The land division now focuses on creating fully serviced development sites, incorporating essential infrastructure such as roads, utilities, and schools, before selling plots to housebuilders and developers.
One prime example, is a project in East Lothian enabling the construction of around 1,600 homes and this approach has boosted HSP’s profile within the development community and opened the door to smaller, less capital-intensive opportunities.
Despite challenges within the UK housing market — including planning delays and rising construction costs — underlying demand remains robust.
Within the spot, HSP currently controls around 12,000 plots and maintains a strong balance sheet on which to execute its strategy.
A recent demonstration of the success of this model came through in the form of the sale of a 16-acre site to Bellway, generating a notable £11.5m from 217 plots.
Within the land arm, HSP also has growing exposure to renewable energy projects and the company participates in wind and battery storage developments through land ownership rather than direct construction.
Typically, HSP leases land to operators, retaining long-term income streams without bearing the development risk, which should resonate with investors.
Worthy of note is news from October of last year, where the first tranche of five renewable assets was sold for initial proceeds of £8.8m, thus validating the model.
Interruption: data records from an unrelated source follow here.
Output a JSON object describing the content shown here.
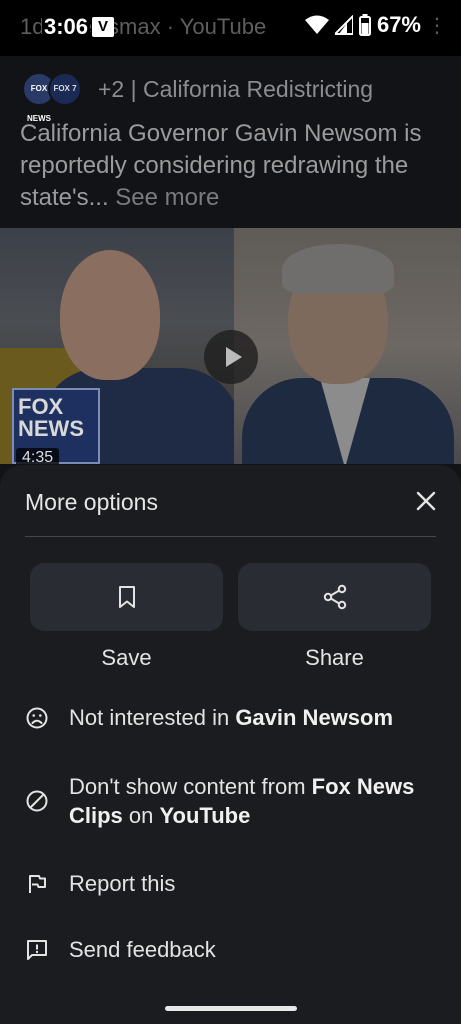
{
  "status_bar": {
    "time": "3:06",
    "behind_text": "1d · Newsmax · YouTube",
    "battery": "67%",
    "app_badge": "V"
  },
  "feed": {
    "source_logo_1": "FOX NEWS",
    "source_logo_2": "FOX 7",
    "source_line": "+2 | California Redistricting",
    "headline": "California Governor Gavin Newsom is reportedly considering redrawing the state's...",
    "see_more": "See more",
    "video": {
      "duration": "4:35",
      "badge": "FOX NEWS"
    }
  },
  "sheet": {
    "title": "More options",
    "actions": [
      {
        "label": "Save",
        "icon": "bookmark-icon"
      },
      {
        "label": "Share",
        "icon": "share-icon"
      }
    ],
    "menu": [
      {
        "icon": "sad-face-icon",
        "prefix": "Not interested in ",
        "bold1": "Gavin Newsom",
        "middle": "",
        "bold2": ""
      },
      {
        "icon": "block-icon",
        "prefix": "Don't show content from ",
        "bold1": "Fox News Clips",
        "middle": " on ",
        "bold2": "YouTube"
      },
      {
        "icon": "flag-icon",
        "prefix": "Report this",
        "bold1": "",
        "middle": "",
        "bold2": ""
      },
      {
        "icon": "feedback-icon",
        "prefix": "Send feedback",
        "bold1": "",
        "middle": "",
        "bold2": ""
      }
    ]
  },
  "colors": {
    "sheet_bg": "#1b1c20",
    "card_bg": "#2a2c33",
    "text": "#e3e3e3"
  }
}
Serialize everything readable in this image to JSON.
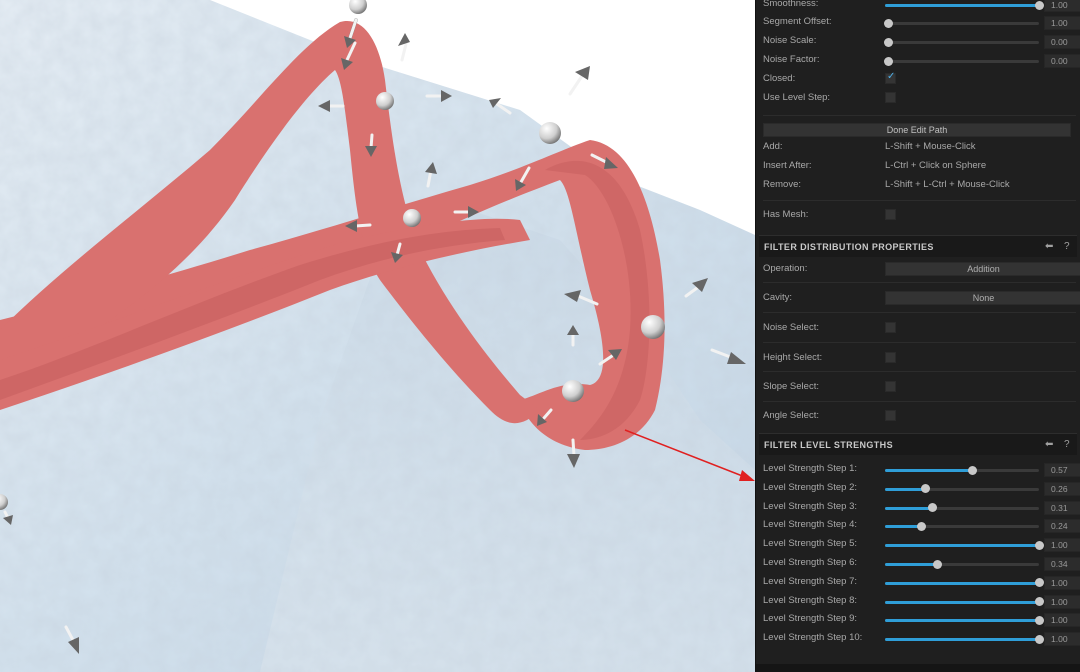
{
  "path_settings": {
    "smoothness": {
      "label": "Smoothness:",
      "value": 1.0,
      "display": "1.00"
    },
    "segment_offset": {
      "label": "Segment Offset:",
      "value": 0.0,
      "display": "1.00"
    },
    "noise_scale": {
      "label": "Noise Scale:",
      "value": 0.0,
      "display": "0.00"
    },
    "noise_factor": {
      "label": "Noise Factor:",
      "value": 0.0,
      "display": "0.00"
    },
    "closed": {
      "label": "Closed:",
      "checked": true
    },
    "use_level_step": {
      "label": "Use Level Step:",
      "checked": false
    },
    "done_edit_button": "Done Edit Path",
    "hints": [
      {
        "label": "Add:",
        "value": "L-Shift + Mouse-Click"
      },
      {
        "label": "Insert After:",
        "value": "L-Ctrl + Click on Sphere"
      },
      {
        "label": "Remove:",
        "value": "L-Shift + L-Ctrl + Mouse-Click"
      }
    ],
    "has_mesh": {
      "label": "Has Mesh:",
      "checked": false
    }
  },
  "filter_distribution": {
    "title": "FILTER DISTRIBUTION PROPERTIES",
    "operation": {
      "label": "Operation:",
      "value": "Addition"
    },
    "cavity": {
      "label": "Cavity:",
      "value": "None"
    },
    "noise_select": {
      "label": "Noise Select:",
      "checked": false
    },
    "height_select": {
      "label": "Height Select:",
      "checked": false
    },
    "slope_select": {
      "label": "Slope Select:",
      "checked": false
    },
    "angle_select": {
      "label": "Angle Select:",
      "checked": false
    }
  },
  "filter_level_strengths": {
    "title": "FILTER LEVEL STRENGTHS",
    "steps": [
      {
        "label": "Level Strength Step 1:",
        "value": 0.57,
        "display": "0.57"
      },
      {
        "label": "Level Strength Step 2:",
        "value": 0.26,
        "display": "0.26"
      },
      {
        "label": "Level Strength Step 3:",
        "value": 0.31,
        "display": "0.31"
      },
      {
        "label": "Level Strength Step 4:",
        "value": 0.24,
        "display": "0.24"
      },
      {
        "label": "Level Strength Step 5:",
        "value": 1.0,
        "display": "1.00"
      },
      {
        "label": "Level Strength Step 6:",
        "value": 0.34,
        "display": "0.34"
      },
      {
        "label": "Level Strength Step 7:",
        "value": 1.0,
        "display": "1.00"
      },
      {
        "label": "Level Strength Step 8:",
        "value": 1.0,
        "display": "1.00"
      },
      {
        "label": "Level Strength Step 9:",
        "value": 1.0,
        "display": "1.00"
      },
      {
        "label": "Level Strength Step 10:",
        "value": 1.0,
        "display": "1.00"
      }
    ]
  },
  "icons": {
    "back": "back-arrow-icon",
    "help": "help-icon"
  },
  "colors": {
    "accent": "#2f9ed8",
    "path": "#d9716f",
    "annotation_arrow": "#e02020"
  }
}
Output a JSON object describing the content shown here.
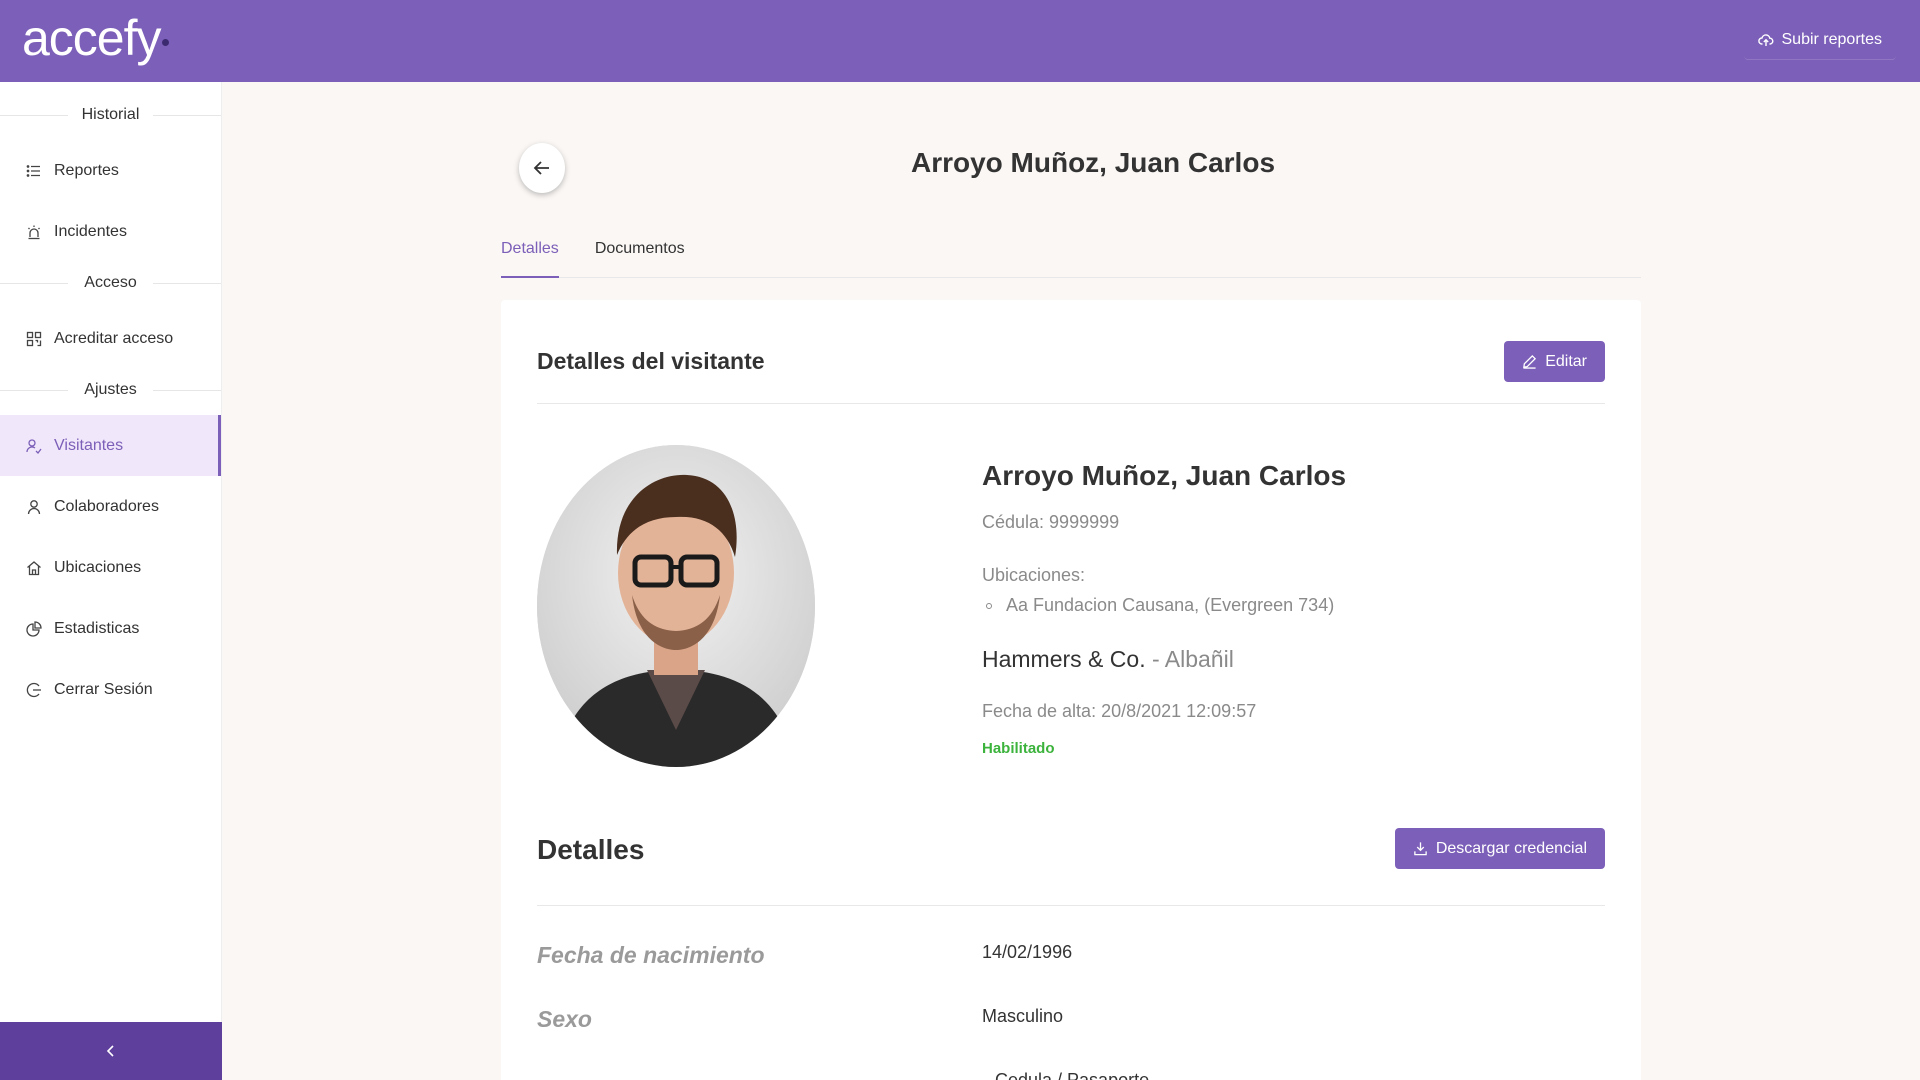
{
  "app": {
    "logo_text": "accefy",
    "upload_label": "Subir reportes"
  },
  "sidebar": {
    "sections": [
      {
        "title": "Historial",
        "items": [
          {
            "label": "Reportes",
            "icon": "list-icon"
          },
          {
            "label": "Incidentes",
            "icon": "alarm-icon"
          }
        ]
      },
      {
        "title": "Acceso",
        "items": [
          {
            "label": "Acreditar acceso",
            "icon": "qr-icon"
          }
        ]
      },
      {
        "title": "Ajustes",
        "items": [
          {
            "label": "Visitantes",
            "icon": "visitor-icon",
            "active": true
          },
          {
            "label": "Colaboradores",
            "icon": "user-icon"
          },
          {
            "label": "Ubicaciones",
            "icon": "home-icon"
          },
          {
            "label": "Estadisticas",
            "icon": "pie-chart-icon"
          },
          {
            "label": "Cerrar Sesión",
            "icon": "logout-icon"
          }
        ]
      }
    ]
  },
  "page": {
    "title": "Arroyo Muñoz, Juan Carlos",
    "tabs": [
      {
        "label": "Detalles",
        "active": true
      },
      {
        "label": "Documentos",
        "active": false
      }
    ]
  },
  "visitor_card": {
    "title": "Detalles del visitante",
    "edit_label": "Editar",
    "name": "Arroyo Muñoz, Juan Carlos",
    "cedula": "Cédula: 9999999",
    "locations_label": "Ubicaciones:",
    "locations": [
      "Aa Fundacion Causana, (Evergreen 734)"
    ],
    "company": "Hammers & Co.",
    "role": " - Albañil",
    "registration_date": "Fecha de alta: 20/8/2021 12:09:57",
    "status": "Habilitado"
  },
  "details": {
    "title": "Detalles",
    "download_label": "Descargar credencial",
    "rows": [
      {
        "label": "Fecha de nacimiento",
        "value": "14/02/1996"
      },
      {
        "label": "Sexo",
        "value": "Masculino"
      }
    ],
    "partial_value": "Cedula / Pasaporte"
  },
  "colors": {
    "primary": "#7c5fb8",
    "primary_dark": "#5e3f9c",
    "active_bg": "#f0e8fa",
    "status_green": "#3cb33c"
  }
}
Management indicated to me that further tranches are expected, alongside longer-term projects currently in planning.
Although primarily UK-focused, HSP maintains an international presence, which provides for operational diversification.
Its Hong Kong operation, which was established in 2012, acts as a regional hub for Asia, providing engineering and maintenance services. This, I was informed, includes supporting clients’ transitions away from fossil fuels.
An operation in South African, launched in 2015, delivers outsourced industrial services to heavy operators, that includes the likes of mining groups. Whilst this plays an integral part of the group operations, there are no plans to extend it, suggesting management is comfortable with its positioning and performance.
Closer to home, the raw materials division operates through a German joint venture, specialising in industrial materials recycling and trading across Europe. End markets here include steel producers, ceramics manufacturers, and other related industries.
Looking at the Interim Results that were announced last week, revenue for the six-month period grew 46% year-on-year to £183.1m, up from £125.3m, whilst adjusted profit before tax increased from £5.3m to £14.3m, reflecting strong operational leverage.
Net cash rose sharply to £37.3m, compared with the £15.7m recorded in November 2024, highlighting ongoing balance sheet strengthening.
On the back of that impressive performance, Broker Cavendish has subsequently upgraded its forecasts for FY2026 and FY2027, projecting: FY2026 revenue of £290m Adjusted PBT of £24.9m and EPS of 62p, with a total dividend of 39p
Although shares have rallied since December, the valuation appears to remain reasonable and on forecast earnings per share of circa 62p, the shares trade on a PE multiple of approximately 12, supported by a progressive dividend policy and strong cash backing.
Margins and ROCE are typical for the sector and reflect the capital-intensive nature of industrial services so although not exceptional, they do look consistent and are improving.
Risk factors obviously exist as with others aligned to the sector, such as timing delays, planning and industrial investment.
But, with extensive established customer relationships with long contract visibility and good diversification, then HSP is worthy of my interest.
Whilst not a high-margin business, it is well run, resilient, and positioned to benefit from structural investment trends across infrastructure, energy transition, and urban development and appears one of the better options to this investor.
And with shares trading on a modest valuation, backed by a growing dividend and a solid balance sheet, HSP could be well suited for other investors seeking both near-term income and longer-term capital growth.